ESPN’s Outside the Lines is reporting that authorities are investigating whether former Florida Gator and New England Patriot Aaron Hernandez was involved in yet another shooting—by my count, the fourth he’s been connected to as of this hour. In 2007 in Gainesville, Fla., two men were shot and wounded while sitting in their car after an alleged altercation at a nightclub. A third man, Randall Cason, originally identified the shooters as Hernandez, then a freshman football player at Florida, and Reggie Nelson, a former Gator who then played for the Jacksonville Jaguars. Cason later went back on those identifications, and the two were never charged in the case—but, in light of recent events, the cops now want to know a bit more about whether the retraction was a “yeah, I identified the wrong guys” sort of thing or a “let’s keep football players on the field” sort of thing.
If true, the story says a lot about Hernandez, whose unsavory past might have more bearing on his unsavory present than I originally thought.
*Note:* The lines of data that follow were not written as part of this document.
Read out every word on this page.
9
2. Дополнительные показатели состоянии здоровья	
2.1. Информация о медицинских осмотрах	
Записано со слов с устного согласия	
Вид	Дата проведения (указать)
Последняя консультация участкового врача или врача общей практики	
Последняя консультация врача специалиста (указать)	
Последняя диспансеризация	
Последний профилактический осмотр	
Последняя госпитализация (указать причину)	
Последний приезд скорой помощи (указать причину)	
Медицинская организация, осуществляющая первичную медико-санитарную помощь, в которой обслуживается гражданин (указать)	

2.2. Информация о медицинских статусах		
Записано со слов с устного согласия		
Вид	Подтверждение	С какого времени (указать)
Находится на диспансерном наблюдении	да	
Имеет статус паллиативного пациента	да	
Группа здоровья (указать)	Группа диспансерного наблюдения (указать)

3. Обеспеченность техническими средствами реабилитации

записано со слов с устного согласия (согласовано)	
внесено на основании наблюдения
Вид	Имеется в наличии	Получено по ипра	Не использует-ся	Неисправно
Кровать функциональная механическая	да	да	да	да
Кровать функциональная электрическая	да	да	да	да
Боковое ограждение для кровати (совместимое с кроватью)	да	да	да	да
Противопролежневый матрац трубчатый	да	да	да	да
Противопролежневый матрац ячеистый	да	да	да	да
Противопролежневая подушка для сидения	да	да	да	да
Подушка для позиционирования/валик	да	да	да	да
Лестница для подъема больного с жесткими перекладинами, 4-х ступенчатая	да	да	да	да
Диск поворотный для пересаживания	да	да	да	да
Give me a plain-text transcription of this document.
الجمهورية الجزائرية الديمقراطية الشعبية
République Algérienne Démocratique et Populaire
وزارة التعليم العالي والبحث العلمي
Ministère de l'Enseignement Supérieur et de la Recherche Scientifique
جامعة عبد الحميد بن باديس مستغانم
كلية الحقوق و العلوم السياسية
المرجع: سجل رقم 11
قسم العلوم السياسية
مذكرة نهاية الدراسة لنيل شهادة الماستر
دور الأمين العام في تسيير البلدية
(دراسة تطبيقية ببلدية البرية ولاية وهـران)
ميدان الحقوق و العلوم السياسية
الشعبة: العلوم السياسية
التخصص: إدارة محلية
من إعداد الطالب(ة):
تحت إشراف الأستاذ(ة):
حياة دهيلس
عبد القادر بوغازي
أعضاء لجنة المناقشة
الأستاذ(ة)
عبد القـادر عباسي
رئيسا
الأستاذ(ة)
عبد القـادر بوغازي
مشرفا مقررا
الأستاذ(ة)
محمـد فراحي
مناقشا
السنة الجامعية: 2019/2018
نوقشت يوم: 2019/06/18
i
But—again, if true—the fact that charges were never brought and that the identification was retracted also says a lot about how criminal activity gets dealt with in towns where college football is king.
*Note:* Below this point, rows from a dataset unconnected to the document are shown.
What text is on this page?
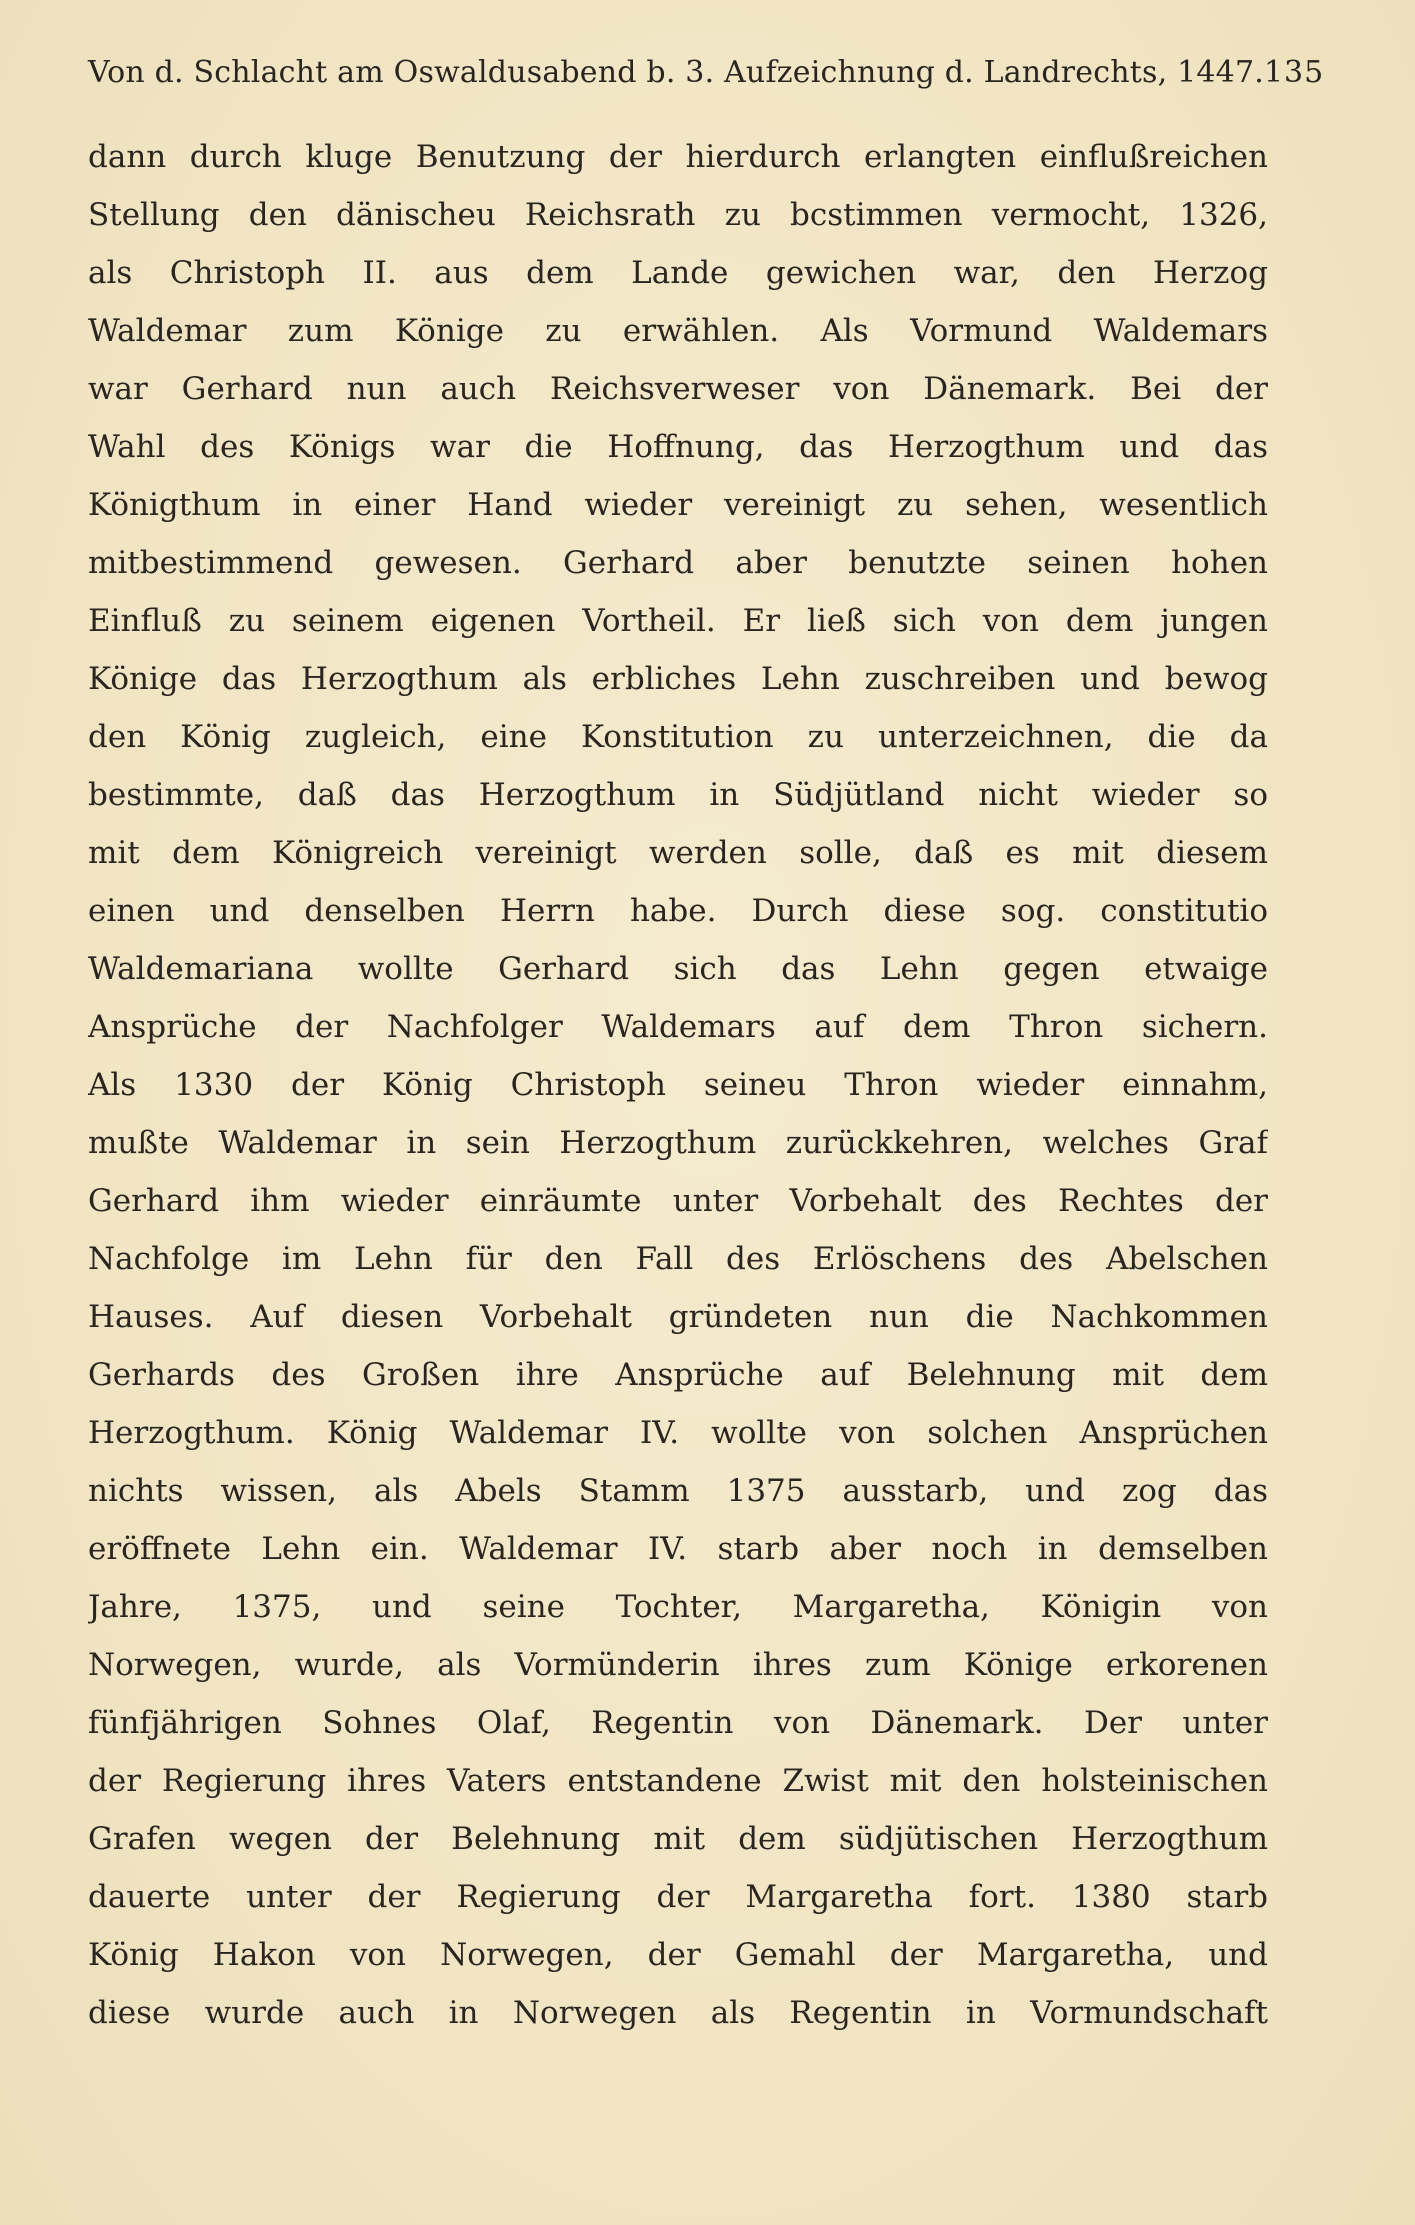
Von d. Schlacht am Oswaldusabend b. 3. Aufzeichnung d. Landrechts, 1447. 135
dann durch kluge Benutzung der hierdurch erlangten einflußreichen
Stellung den dänischeu Reichsrath zu bcstimmen vermocht, 1326,
als Christoph II. aus dem Lande gewichen war, den Herzog
Waldemar zum Könige zu erwählen. Als Vormund Waldemars
war Gerhard nun auch Reichsverweser von Dänemark. Bei der
Wahl des Königs war die Hoffnung, das Herzogthum und das
Königthum in einer Hand wieder vereinigt zu sehen, wesentlich
mitbestimmend gewesen. Gerhard aber benutzte seinen hohen
Einfluß zu seinem eigenen Vortheil. Er ließ sich von dem jungen
Könige das Herzogthum als erbliches Lehn zuschreiben und bewog
den König zugleich, eine Konstitution zu unterzeichnen, die da
bestimmte, daß das Herzogthum in Südjütland nicht wieder so
mit dem Königreich vereinigt werden solle, daß es mit diesem
einen und denselben Herrn habe. Durch diese sog. constitutio
Waldemariana wollte Gerhard sich das Lehn gegen etwaige
Ansprüche der Nachfolger Waldemars auf dem Thron sichern.
Als 1330 der König Christoph seineu Thron wieder einnahm,
mußte Waldemar in sein Herzogthum zurückkehren, welches Graf
Gerhard ihm wieder einräumte unter Vorbehalt des Rechtes der
Nachfolge im Lehn für den Fall des Erlöschens des Abelschen
Hauses. Auf diesen Vorbehalt gründeten nun die Nachkommen
Gerhards des Großen ihre Ansprüche auf Belehnung mit dem
Herzogthum. König Waldemar IV. wollte von solchen Ansprüchen
nichts wissen, als Abels Stamm 1375 ausstarb, und zog das
eröffnete Lehn ein. Waldemar IV. starb aber noch in demselben
Jahre, 1375, und seine Tochter, Margaretha, Königin von
Norwegen, wurde, als Vormünderin ihres zum Könige erkorenen
fünfjährigen Sohnes Olaf, Regentin von Dänemark. Der unter
der Regierung ihres Vaters entstandene Zwist mit den holsteinischen
Grafen wegen der Belehnung mit dem südjütischen Herzogthum
dauerte unter der Regierung der Margaretha fort. 1380 starb
König Hakon von Norwegen, der Gemahl der Margaretha, und
diese wurde auch in Norwegen als Regentin in Vormundschaft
You’d be excused for thinking that college football has a drinking problem—or, more specifically, a drinking and punching problem. A couple of weeks ago, Florida linebacker Antonio Morrison was charged with battery after he “took issue with the bouncer because of the cover charge” at a Gainesville bar. LSU’s starting quarterback Jordan Jefferson was arrested in 2011 for allegedly kicking a man in the head in a bar fight. Last December three Oregon State players were arrested for assault after an altercation at the ironically named Impulse Bar and Grill. Last October, Texas Tech’s starting center was arrested after a fight at a campus-area bar. Last June, Texas A&M freshman John “Johnny Football” Manziel, then 19, was arrested in the local “bar district” and charged with “fighting, failure to identify himself and carrying two fake licenses,” because you don’t want to be left in the lurch if one of your fakes gets confiscated, am I right?
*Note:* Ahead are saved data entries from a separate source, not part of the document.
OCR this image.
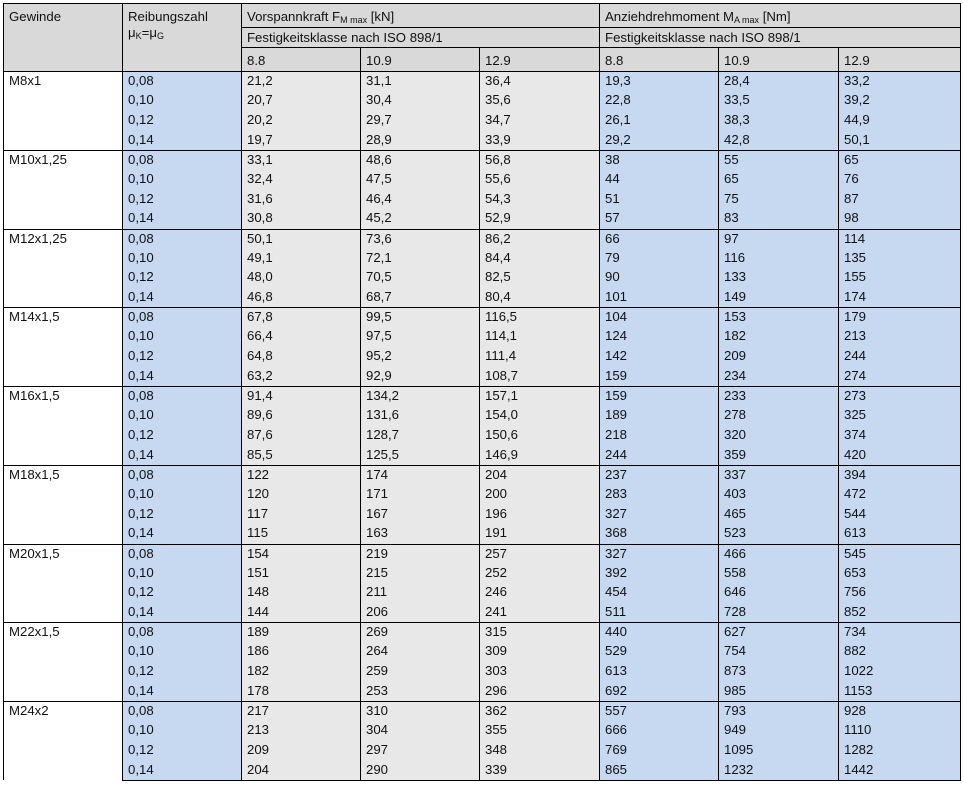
Gewinde	Reibungszahl
$\mu_K=\mu_G$	Vorspannkraft $F_{M max}$ [kN]			Anziehdrehmoment $M_{A max}$ [Nm]		
		Festigkeitsklasse nach ISO 898/1			Festigkeitsklasse nach ISO 898/1		
		8.8	10.9	12.9	8.8	10.9	12.9
M8x1	0,08	21,2	31,1	36,4	19,3	28,4	33,2
	0,10	20,7	30,4	35,6	22,8	33,5	39,2
	0,12	20,2	29,7	34,7	26,1	38,3	44,9
	0,14	19,7	28,9	33,9	29,2	42,8	50,1
M10x1,25	0,08	33,1	48,6	56,8	38	55	65
	0,10	32,4	47,5	55,6	44	65	76
	0,12	31,6	46,4	54,3	51	75	87
	0,14	30,8	45,2	52,9	57	83	98
M12x1,25	0,08	50,1	73,6	86,2	66	97	114
	0,10	49,1	72,1	84,4	79	116	135
	0,12	48,0	70,5	82,5	90	133	155
	0,14	46,8	68,7	80,4	101	149	174
M14x1,5	0,08	67,8	99,5	116,5	104	153	179
	0,10	66,4	97,5	114,1	124	182	213
	0,12	64,8	95,2	111,4	142	209	244
	0,14	63,2	92,9	108,7	159	234	274
M16x1,5	0,08	91,4	134,2	157,1	159	233	273
	0,10	89,6	131,6	154,0	189	278	325
	0,12	87,6	128,7	150,6	218	320	374
	0,14	85,5	125,5	146,9	244	359	420
M18x1,5	0,08	122	174	204	237	337	394
	0,10	120	171	200	283	403	472
	0,12	117	167	196	327	465	544
	0,14	115	163	191	368	523	613
M20x1,5	0,08	154	219	257	327	466	545
	0,10	151	215	252	392	558	653
	0,12	148	211	246	454	646	756
	0,14	144	206	241	511	728	852
M22x1,5	0,08	189	269	315	440	627	734
	0,10	186	264	309	529	754	882
	0,12	182	259	303	613	873	1022
	0,14	178	253	296	692	985	1153
M24x2	0,08	217	310	362	557	793	928
	0,10	213	304	355	666	949	1110
	0,12	209	297	348	769	1095	1282
	0,14	204	290	339	865	1232	1442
What happened to these players in the aftermath of their arrests? In all cases, the harshest consequences were avoided. Johnny Manziel was originally suspended by the university for the entire season, a penalty that was later overturned after coach Kevin Sumlin intervened and said that the football program’s “strict internal punishment” of Manziel should be enough. Jordan Jefferson’s suspension was lifted after a grand jury reduced his charges from a felony to a misdemeanor. The criminal charges against the Oregon State players were also quickly reduced to misdemeanors, though all three were suspended for the Beavers’ bowl game. The Texas Tech center, Deveric Gallington, didn’t miss a game after his arrest. Gallington was only charged with misdemeanors. “Don’t worry,” wrote one commenter on redraiders.com. “The powers to be will get this fixed with the DA just like they do with others cases involving football players at TTU.”
And what about Antonio Morrison? Florida Gators sites and message boards have been full of references to Huntley Johnson, a Gainesville attorney who has had great success in getting Gators off the hook; as a 2010 Associated Press profile put it, “[v]irtually every Gator player who hires him stays out of jail.” “Misdemeanor battery? Huntley Johnson will get that dropped by the 4th,” said a commenter on alligatorarmy.com in reference to the Morrison case, and, sure enough, the charges against Morrison were deferred for six months and will likely be dropped.
That brings us back to Aaron Hernandez. Johnson served as Hernandez’s attorney after a different bar fight in 2007, when the then-17-year-old scuffled with a bouncer at a Gainesville tavern. Hernandez’s juvenile records are sealed, so it’s not been revealed exactly how the case was resolved. It’s abundantly clear, though, that nothing serious came of the matter, as always seems to happen when Johnson represents a Gator football player. Maybe something should have come of it. I still believe that the people who claim that Hernandez’s collegiate troubles presaged these current murder charges are wrong, mostly. NFL rosters are stocked with players who were crazy in college but settled down once they got older and wealthier. But I’m also starting to believe that it’s unhealthy for athletes—or anyone, really—to get accustomed to not getting in trouble for their alleged misdeeds. Maybe facing consequences early in life can help you avoid far graver ones later on down the road.